Vancouver's Leckie Studio Architecture + Design recently launched the Backcountry Hut Company, to offer modular cabins that come flat-packed and are put together like a piece of furniture from Ikea. Still in the design stage, the cabins will be able to run on or off-the-grid with solar power, and will come in multiple configurations.

The cabins will come clad in a metal shell and be offered in several sizes. The smallest will measure just 191 sq ft (17 sq m) and sleep up to four people. The largest will come in at a palatial 937 sq ft (87 sq m) and sleep up to 24 people.

Inside, the cabins will include a lounge, kitchen, dining area, bathroom, and one or more bedrooms, spread over two floors. They will also be offered in two main configurations: Backcountry, which will allow full off-grid use in rural areas, and Frontcountry, which will be erected in semi-rural or built-up areas and serve as full-time homes.

The firm envisions the Backcountry models as being relatively utilitarian and outfitted with bunk beds, while the Frontcountry models would be a little more plush, reflecting their use as full-time homes.

The Backcountry Hut Company says that assembling one of its cabins would be similar to putting together a piece of Ikea furniture (except without confusing instructions and that one crucial missing part, we assume).
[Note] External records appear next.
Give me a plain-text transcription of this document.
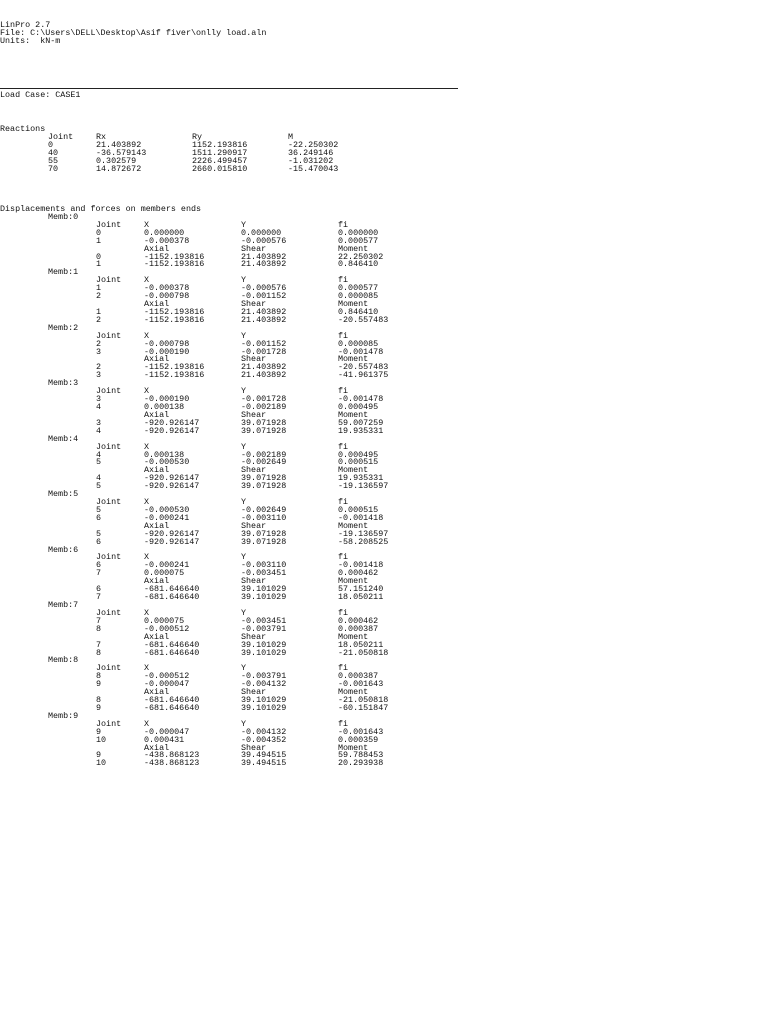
LinPro 2.7
File: C:\Users\DELL\Desktop\Asif fiver\onlly load.aln
Units:  kN-m
Load Case: CASE1
Reactions
Joint	Rx	Ry	M
0	21.403892	1152.193816	-22.250302
40	-36.579143	1511.290917	36.249146
55	0.302579	2226.499457	-1.031202
70	14.872672	2660.015810	-15.470043
Displacements and forces on members ends
Memb:0
Joint	X	Y	fi
0	0.000000	0.000000	0.000000
1	-0.000378	-0.000576	0.000577
Axial	Shear	Moment
0	-1152.193816	21.403892	22.250302
1	-1152.193816	21.403892	0.846410
Memb:1
Joint	X	Y	fi
1	-0.000378	-0.000576	0.000577
2	-0.000798	-0.001152	0.000085
Axial	Shear	Moment
1	-1152.193816	21.403892	0.846410
2	-1152.193816	21.403892	-20.557483
Memb:2
Joint	X	Y	fi
2	-0.000798	-0.001152	0.000085
3	-0.000190	-0.001728	-0.001478
Axial	Shear	Moment
2	-1152.193816	21.403892	-20.557483
3	-1152.193816	21.403892	-41.961375
Memb:3
Joint	X	Y	fi
3	-0.000190	-0.001728	-0.001478
4	0.000138	-0.002189	0.000495
Axial	Shear	Moment
3	-920.926147	39.071928	59.007259
4	-920.926147	39.071928	19.935331
Memb:4
Joint	X	Y	fi
4	0.000138	-0.002189	0.000495
5	-0.000530	-0.002649	0.000515
Axial	Shear	Moment
4	-920.926147	39.071928	19.935331
5	-920.926147	39.071928	-19.136597
Memb:5
Joint	X	Y	fi
5	-0.000530	-0.002649	0.000515
6	-0.000241	-0.003110	-0.001418
Axial	Shear	Moment
5	-920.926147	39.071928	-19.136597
6	-920.926147	39.071928	-58.208525
Memb:6
Joint	X	Y	fi
6	-0.000241	-0.003110	-0.001418
7	0.000075	-0.003451	0.000462
Axial	Shear	Moment
6	-681.646640	39.101029	57.151240
7	-681.646640	39.101029	18.050211
Memb:7
Joint	X	Y	fi
7	0.000075	-0.003451	0.000462
8	-0.000512	-0.003791	0.000387
Axial	Shear	Moment
7	-681.646640	39.101029	18.050211
8	-681.646640	39.101029	-21.050818
Memb:8
Joint	X	Y	fi
8	-0.000512	-0.003791	0.000387
9	-0.000047	-0.004132	-0.001643
Axial	Shear	Moment
8	-681.646640	39.101029	-21.050818
9	-681.646640	39.101029	-60.151847
Memb:9
Joint	X	Y	fi
9	-0.000047	-0.004132	-0.001643
10	0.000431	-0.004352	0.000359
Axial	Shear	Moment
9	-438.868123	39.494515	59.788453
10	-438.868123	39.494515	20.293938
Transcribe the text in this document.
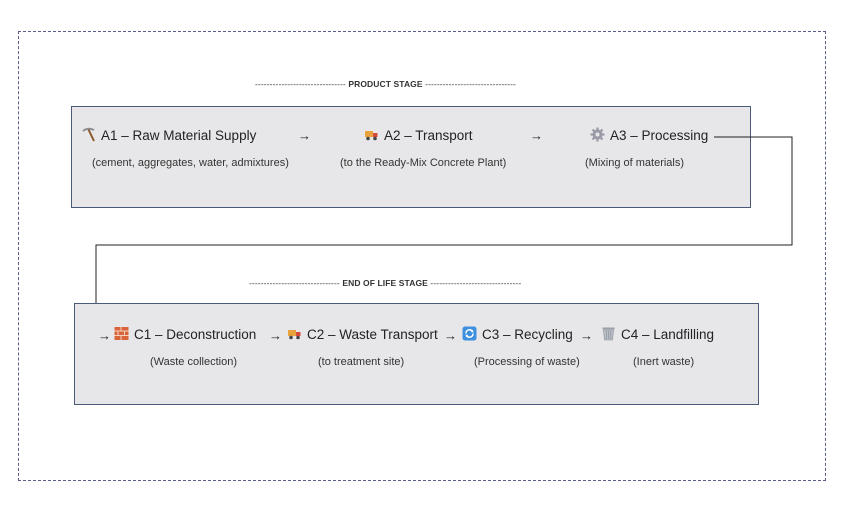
------------------------------- PRODUCT STAGE -------------------------------
A1 – Raw Material Supply
(cement, aggregates, water, admixtures)
→	A2 – Transport
(to the Ready-Mix Concrete Plant)
→	A3 – Processing
(Mixing of materials)
------------------------------- END OF LIFE STAGE -------------------------------
→	C1 – Deconstruction
(Waste collection)
→	C2 – Waste Transport
(to treatment site)
→	C3 – Recycling
(Processing of waste)
→	C4 – Landfilling
(Inert waste)
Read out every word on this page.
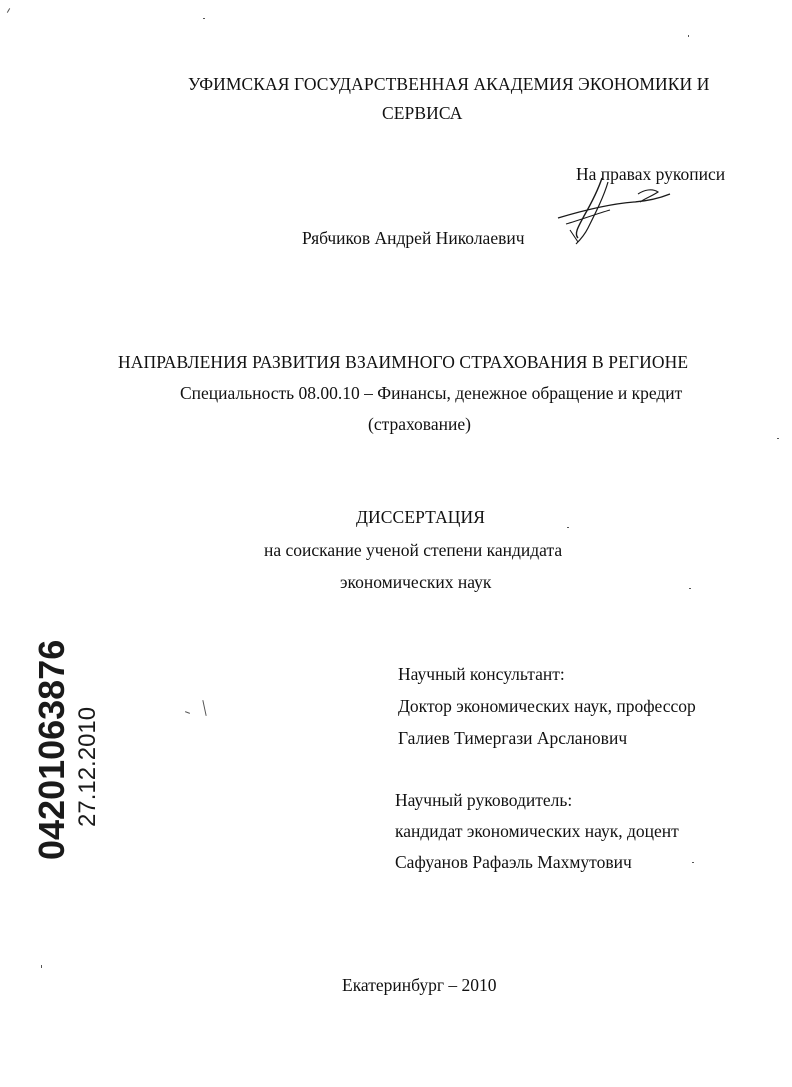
УФИМСКАЯ ГОСУДАРСТВЕННАЯ АКАДЕМИЯ ЭКОНОМИКИ И
СЕРВИСА
На правах рукописи
Рябчиков Андрей Николаевич
НАПРАВЛЕНИЯ РАЗВИТИЯ ВЗАИМНОГО СТРАХОВАНИЯ В РЕГИОНЕ
Специальность 08.00.10 – Финансы, денежное обращение и кредит
(страхование)
ДИССЕРТАЦИЯ
на соискание ученой степени кандидата
экономических наук
Научный консультант:
Доктор экономических наук, профессор
Галиев Тимергази Арсланович
Научный руководитель:
кандидат экономических наук, доцент
Сафуанов Рафаэль Махмутович
Екатеринбург – 2010
04201063876 27.12.2010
The firm also says that rather than requiring a team of professional builders, a group of handy types could get together and build the cabin themselves, likening the process to an old-fashioned barn-raising gathering.

Off-grid tech slated for the cabins include a roof-based solar array and composting toilet. Delivery to the site can be handled by truck, an off-road vehicle, or a helicopter, depending on the terrain.

We've no word yet on price. In addition, finer details on the materials, thermal performance and the like will be available in the coming weeks. The first cabin is due to be constructed sometime next year.